IATA Sticks to 2012 Airline Profit Forecast

The International Air Transport Association maintained its $3 billion global airline profit forecast for 2012 as oil prices fall, passenger traffic grows faster than expected and the cargo market bottoms out.

North American and Latin American airlines’ prospects have improved since the previous forecast in March but this has been offset by downgrades for Middle Eastern, Asia-Pacific and European carriers.

European airlines are now expected to lose $1.1 billion in 2012, nearly double the $600 million forecast in March, due to the eurozone crisis.
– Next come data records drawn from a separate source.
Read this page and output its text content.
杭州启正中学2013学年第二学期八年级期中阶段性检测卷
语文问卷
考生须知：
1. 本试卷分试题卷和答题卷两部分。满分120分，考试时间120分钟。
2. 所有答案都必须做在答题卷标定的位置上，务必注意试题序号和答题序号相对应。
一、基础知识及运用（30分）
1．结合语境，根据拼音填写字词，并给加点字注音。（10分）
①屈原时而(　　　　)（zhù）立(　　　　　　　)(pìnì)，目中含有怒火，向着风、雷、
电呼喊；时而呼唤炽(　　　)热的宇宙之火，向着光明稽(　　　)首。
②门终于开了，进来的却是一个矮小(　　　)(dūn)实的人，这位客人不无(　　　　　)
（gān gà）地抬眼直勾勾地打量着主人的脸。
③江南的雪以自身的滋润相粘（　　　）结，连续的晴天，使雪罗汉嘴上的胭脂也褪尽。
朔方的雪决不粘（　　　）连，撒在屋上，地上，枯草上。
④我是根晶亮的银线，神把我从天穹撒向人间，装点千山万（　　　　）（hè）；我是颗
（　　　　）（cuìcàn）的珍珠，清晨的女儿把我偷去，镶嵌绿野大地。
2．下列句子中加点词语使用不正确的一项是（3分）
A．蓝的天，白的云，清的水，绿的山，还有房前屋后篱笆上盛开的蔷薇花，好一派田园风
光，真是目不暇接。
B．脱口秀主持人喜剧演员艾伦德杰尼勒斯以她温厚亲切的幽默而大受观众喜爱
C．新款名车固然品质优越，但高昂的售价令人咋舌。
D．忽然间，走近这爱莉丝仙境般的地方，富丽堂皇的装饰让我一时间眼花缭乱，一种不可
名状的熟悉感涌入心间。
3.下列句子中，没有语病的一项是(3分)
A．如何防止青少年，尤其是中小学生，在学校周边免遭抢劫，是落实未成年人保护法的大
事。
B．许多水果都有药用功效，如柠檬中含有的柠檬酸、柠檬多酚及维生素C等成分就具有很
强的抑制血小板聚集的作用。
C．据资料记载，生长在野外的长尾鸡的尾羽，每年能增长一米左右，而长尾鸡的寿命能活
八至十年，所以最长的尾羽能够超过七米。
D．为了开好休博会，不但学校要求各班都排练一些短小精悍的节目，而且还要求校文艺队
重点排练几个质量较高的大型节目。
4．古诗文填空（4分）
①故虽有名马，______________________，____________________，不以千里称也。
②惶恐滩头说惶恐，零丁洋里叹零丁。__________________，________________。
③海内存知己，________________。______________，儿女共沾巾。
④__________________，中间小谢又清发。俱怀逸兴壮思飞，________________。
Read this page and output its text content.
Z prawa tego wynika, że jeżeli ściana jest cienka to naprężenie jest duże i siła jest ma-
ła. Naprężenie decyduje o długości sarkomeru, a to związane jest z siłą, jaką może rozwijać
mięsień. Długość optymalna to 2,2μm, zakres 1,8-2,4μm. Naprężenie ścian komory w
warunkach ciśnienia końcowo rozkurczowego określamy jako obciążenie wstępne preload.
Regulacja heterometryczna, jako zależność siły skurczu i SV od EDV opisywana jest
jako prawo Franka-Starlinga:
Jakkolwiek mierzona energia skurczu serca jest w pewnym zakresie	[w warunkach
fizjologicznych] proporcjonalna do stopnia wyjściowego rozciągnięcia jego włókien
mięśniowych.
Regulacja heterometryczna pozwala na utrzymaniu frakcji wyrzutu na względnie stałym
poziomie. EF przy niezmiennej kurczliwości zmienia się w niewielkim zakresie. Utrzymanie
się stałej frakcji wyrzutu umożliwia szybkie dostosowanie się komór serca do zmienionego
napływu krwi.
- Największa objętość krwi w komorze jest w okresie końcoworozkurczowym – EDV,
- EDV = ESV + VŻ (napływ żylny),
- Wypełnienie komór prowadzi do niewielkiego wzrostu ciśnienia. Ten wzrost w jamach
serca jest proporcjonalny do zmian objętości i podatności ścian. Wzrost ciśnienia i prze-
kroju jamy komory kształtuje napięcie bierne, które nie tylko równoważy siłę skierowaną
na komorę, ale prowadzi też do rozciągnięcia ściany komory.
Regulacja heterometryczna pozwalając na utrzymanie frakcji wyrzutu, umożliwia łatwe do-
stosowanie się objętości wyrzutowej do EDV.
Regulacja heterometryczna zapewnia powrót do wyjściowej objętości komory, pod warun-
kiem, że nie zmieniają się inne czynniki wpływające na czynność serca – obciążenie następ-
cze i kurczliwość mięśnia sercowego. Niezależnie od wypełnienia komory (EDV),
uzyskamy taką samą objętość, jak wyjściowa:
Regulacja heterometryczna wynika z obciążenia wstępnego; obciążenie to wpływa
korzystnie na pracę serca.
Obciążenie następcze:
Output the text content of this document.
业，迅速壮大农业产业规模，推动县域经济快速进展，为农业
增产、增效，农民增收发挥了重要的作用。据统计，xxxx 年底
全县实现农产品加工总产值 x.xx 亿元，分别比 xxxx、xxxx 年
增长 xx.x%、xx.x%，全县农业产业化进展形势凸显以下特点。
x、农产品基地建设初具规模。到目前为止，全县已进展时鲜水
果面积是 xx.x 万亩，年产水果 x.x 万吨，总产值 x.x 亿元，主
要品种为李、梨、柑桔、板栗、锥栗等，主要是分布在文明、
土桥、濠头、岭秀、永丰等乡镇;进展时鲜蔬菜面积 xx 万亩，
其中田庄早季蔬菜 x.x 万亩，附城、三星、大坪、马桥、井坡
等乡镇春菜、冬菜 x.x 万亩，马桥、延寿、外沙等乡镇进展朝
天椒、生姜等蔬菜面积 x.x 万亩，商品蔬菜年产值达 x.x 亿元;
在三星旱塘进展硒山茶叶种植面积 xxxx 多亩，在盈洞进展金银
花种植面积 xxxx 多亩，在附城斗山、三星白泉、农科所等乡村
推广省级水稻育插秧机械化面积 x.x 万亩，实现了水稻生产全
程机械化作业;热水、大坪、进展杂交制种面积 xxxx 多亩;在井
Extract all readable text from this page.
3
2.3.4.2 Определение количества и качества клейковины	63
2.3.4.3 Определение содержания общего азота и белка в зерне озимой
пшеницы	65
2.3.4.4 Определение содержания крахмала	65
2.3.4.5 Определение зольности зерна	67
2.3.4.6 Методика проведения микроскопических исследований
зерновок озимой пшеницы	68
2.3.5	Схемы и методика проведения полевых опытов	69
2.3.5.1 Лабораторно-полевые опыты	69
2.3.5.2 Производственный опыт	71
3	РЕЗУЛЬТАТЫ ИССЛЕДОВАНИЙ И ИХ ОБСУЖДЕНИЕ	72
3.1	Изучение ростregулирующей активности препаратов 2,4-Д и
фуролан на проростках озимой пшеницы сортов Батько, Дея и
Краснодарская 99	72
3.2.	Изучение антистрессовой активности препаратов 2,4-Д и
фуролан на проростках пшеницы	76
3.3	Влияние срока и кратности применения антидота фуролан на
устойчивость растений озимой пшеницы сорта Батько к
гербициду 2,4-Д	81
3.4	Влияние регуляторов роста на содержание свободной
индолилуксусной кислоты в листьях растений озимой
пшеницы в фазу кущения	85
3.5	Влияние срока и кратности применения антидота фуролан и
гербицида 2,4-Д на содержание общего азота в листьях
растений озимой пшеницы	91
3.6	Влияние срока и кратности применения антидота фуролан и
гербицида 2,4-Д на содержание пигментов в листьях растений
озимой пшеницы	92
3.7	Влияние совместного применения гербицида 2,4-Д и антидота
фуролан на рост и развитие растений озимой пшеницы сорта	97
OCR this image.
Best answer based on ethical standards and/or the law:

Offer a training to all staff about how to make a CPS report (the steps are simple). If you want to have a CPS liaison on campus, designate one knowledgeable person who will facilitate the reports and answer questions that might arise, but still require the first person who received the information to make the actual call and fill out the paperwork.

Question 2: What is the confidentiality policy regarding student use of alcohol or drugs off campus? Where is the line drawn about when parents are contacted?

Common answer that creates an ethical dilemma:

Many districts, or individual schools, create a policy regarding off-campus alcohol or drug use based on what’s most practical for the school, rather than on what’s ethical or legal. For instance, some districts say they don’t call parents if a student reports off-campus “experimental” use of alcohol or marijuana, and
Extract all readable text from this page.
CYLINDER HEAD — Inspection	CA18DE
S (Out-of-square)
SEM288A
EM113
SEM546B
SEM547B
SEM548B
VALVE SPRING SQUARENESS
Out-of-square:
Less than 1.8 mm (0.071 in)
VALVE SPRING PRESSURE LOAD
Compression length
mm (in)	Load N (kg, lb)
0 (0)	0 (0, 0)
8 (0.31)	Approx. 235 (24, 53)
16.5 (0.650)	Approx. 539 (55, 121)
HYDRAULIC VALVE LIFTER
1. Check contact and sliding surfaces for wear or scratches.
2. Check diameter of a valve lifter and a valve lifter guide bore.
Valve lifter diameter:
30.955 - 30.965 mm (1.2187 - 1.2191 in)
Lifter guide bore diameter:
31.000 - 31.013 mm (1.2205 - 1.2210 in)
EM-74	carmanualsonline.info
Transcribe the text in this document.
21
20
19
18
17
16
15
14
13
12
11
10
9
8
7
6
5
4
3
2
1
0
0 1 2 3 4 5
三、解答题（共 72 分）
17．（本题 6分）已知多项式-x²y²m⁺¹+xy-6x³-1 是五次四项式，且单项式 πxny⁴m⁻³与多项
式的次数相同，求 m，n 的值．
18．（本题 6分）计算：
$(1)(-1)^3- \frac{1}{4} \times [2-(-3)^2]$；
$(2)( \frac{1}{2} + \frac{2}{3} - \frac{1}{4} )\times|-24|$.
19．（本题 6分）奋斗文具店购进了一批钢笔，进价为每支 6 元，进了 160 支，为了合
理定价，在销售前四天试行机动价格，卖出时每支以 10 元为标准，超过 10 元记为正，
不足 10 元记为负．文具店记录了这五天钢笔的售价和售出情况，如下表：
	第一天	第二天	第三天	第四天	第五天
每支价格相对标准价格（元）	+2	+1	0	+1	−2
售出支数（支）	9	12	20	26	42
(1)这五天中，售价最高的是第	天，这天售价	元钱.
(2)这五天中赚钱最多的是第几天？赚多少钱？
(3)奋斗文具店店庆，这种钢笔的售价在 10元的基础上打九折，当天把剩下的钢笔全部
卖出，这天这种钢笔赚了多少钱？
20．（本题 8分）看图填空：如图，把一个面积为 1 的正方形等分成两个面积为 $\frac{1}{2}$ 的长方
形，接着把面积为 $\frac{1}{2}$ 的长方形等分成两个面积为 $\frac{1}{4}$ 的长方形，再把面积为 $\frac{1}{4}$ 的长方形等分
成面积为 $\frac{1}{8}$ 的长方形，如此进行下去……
North American carriers are projected to post a combined profit of $1.4 billion this year, up from a March forecast of $900 million and a slight improvement on the $1.3 billion profit in 2011.

Asia-Pacific airlines are expected to post a profit of $2 billion in 2012, a $300 million drop from the March forecast.

“The $3 billion industry forecast has not changed. But almost everything else in the equation has,” said IATA Director General Tony Tyler.

“Demand has been better than expected, so far this year. And fuel prices are now lower than previously anticipated, but that’s on the expectation of economic weakness ahead. The eurozone crisis is standing in the way of improved profitability,” Tyler told IATA’s annual meeting in Beijing.

“The industry’s profitability is on a knife edge. If the bottom line worsens by even the equivalent of just 1 percent of revenue, our $3 billion forecast very quickly becomes a $3 billion loss.”

Cargo demand has bottomed out, following a sharp fall in 2011, in line with the moderate improvement in business confidence in a number of economies outside Europe, according to IATA.

The upturn is weak and narrowly based, however, with only Middle Eastern airlines seeing significant volume gains. European economic weakness is expected to limit any further improvement.

IATA forecast total air cargo volume of 47.8 million metric tons in 2012, virtually unchanged from the 47.7 million tonnes carried in 2011.

Airlines earned a record $15.8 billion in 2010, representing a net profit margin of 2.9 percent, falling to $7.9 billion and a 1.3 percent margin, in 2011.